Alan Abramowitz’s election forecast model backs this up:

Contrary to many other analyses, however, the results of the forecasting model indicate that the main factors contributing to likely Republican gains in November are structural and do not reflect an especially negative political environment for Democrats. The current political environment only appears unfavorable for Democrats compared with the extraordinarily favorable environment that the Party enjoyed in both 2006 and 2008. The two structural variables in the model—previous Republican seats and the midterm dummy variable—predict a Republican gain of 38 seats, half due to the small number of Republican seats prior to the election and half due to the fact that 2010 is a Democratic midterm year. According to this model, the main reasons that Democrats are likely to experience significant losses in 2010 are the normal tendency of voters to turn against the president’s party in midterm elections regardless of the national political environment and the fact that after gaining more than 50 seats in the past two elections, they are defending a large number of seats, many in Republican-leaning districts.

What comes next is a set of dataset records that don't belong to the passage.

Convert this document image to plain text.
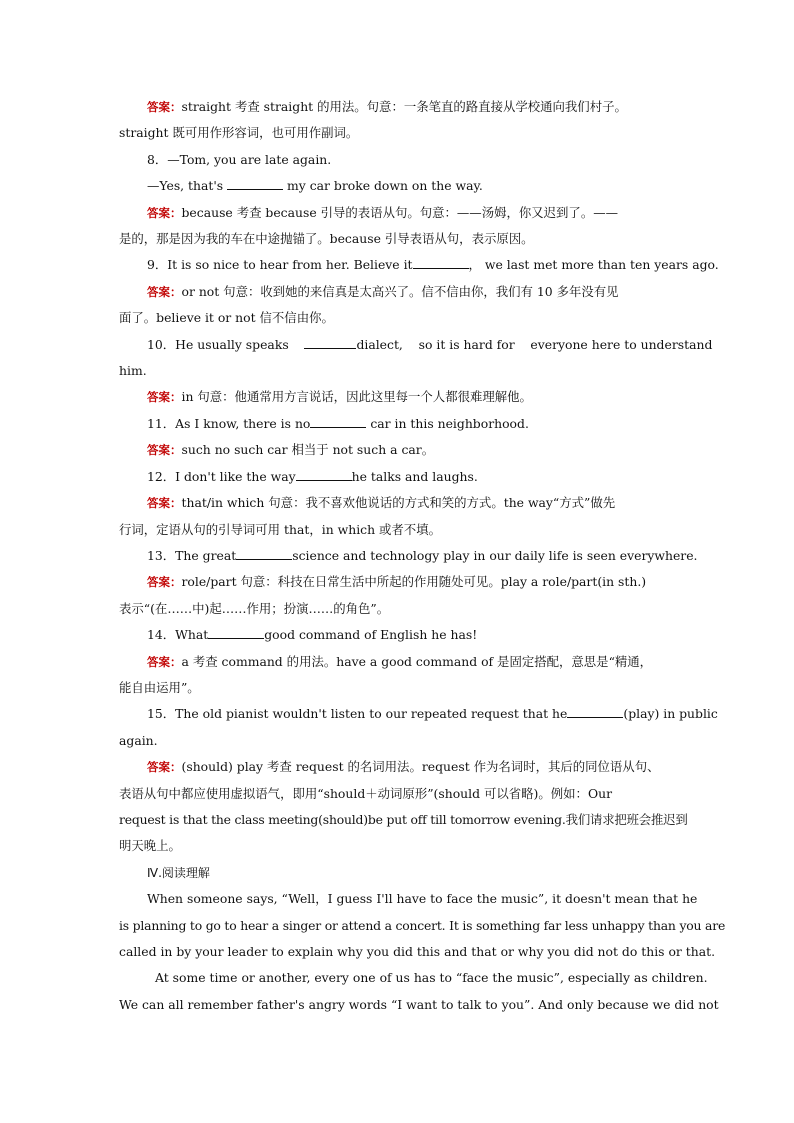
答案：straight 考查 straight 的用法。句意：一条笔直的路直接从学校通向我们村子。
straight 既可用作形容词，也可用作副词。
8．—Tom, you are late again.
—Yes, that's	my car broke down on the way.
答案：because 考查 because 引导的表语从句。句意：——汤姆，你又迟到了。——
是的，那是因为我的车在中途抛锚了。because 引导表语从句，表示原因。
9．It is so nice to hear from her. Believe it	， we last met more than ten years ago.
答案：or not 句意：收到她的来信真是太高兴了。信不信由你，我们有 10 多年没有见
面了。believe it or not 信不信由你。
10．He usually speaks	dialect,    so it is hard for    everyone here to understand
him.
答案：in 句意：他通常用方言说话，因此这里每一个人都很难理解他。
11．As I know, there is no	car in this neighborhood.
答案：such no such car 相当于 not such a car。
12．I don't like the way	he talks and laughs.
答案：that/in which 句意：我不喜欢他说话的方式和笑的方式。the way“方式”做先
行词，定语从句的引导词可用 that，in which 或者不填。
13．The great	science and technology play in our daily life is seen everywhere.
答案：role/part 句意：科技在日常生活中所起的作用随处可见。play a role/part(in sth.)
表示“(在……中)起……作用；扮演……的角色”。
14．What	good command of English he has!
答案：a 考查 command 的用法。have a good command of 是固定搭配，意思是“精通，
能自由运用”。
15．The old pianist wouldn't listen to our repeated request that he	(play) in public
again.
答案：(should) play 考查 request 的名词用法。request 作为名词时，其后的同位语从句、
表语从句中都应使用虚拟语气，即用“should＋动词原形”(should 可以省略)。例如：Our
request is that the class meeting(should)be put off till tomorrow evening.我们请求把班会推迟到
明天晚上。
Ⅳ.阅读理解
When someone says, “Well，I guess I'll have to face the music”, it doesn't mean that he
is planning to go to hear a singer or attend a concert. It is something far less unhappy than you are
called in by your leader to explain why you did this and that or why you did not do this or that.
At some time or another, every one of us has to “face the music”, especially as children.
We can all remember father's angry words “I want to talk to you”. And only because we did not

Based on the latest readings on net presidential approval (approximately +5) and the generic ballot (tied), the national political environment is fairly neutral at the moment. Even under what might be considered a best-case scenario for Democrats, if President Obama’s net approval rating were to improve from a +5 to a +20, and Democrats were to regain a 10 point lead on the generic ballot, Democrats would still be expected to lose about 20 seats in the House.

This is important, because given that people don’t understand it a situation in which Democrats go from a very large majority to a slim majority is likely to be spun as a massively repudiation of the congressional leadership’s approach. The reality, however, is that were Democrats to be massively repudiated the result would be a very large GOP majority.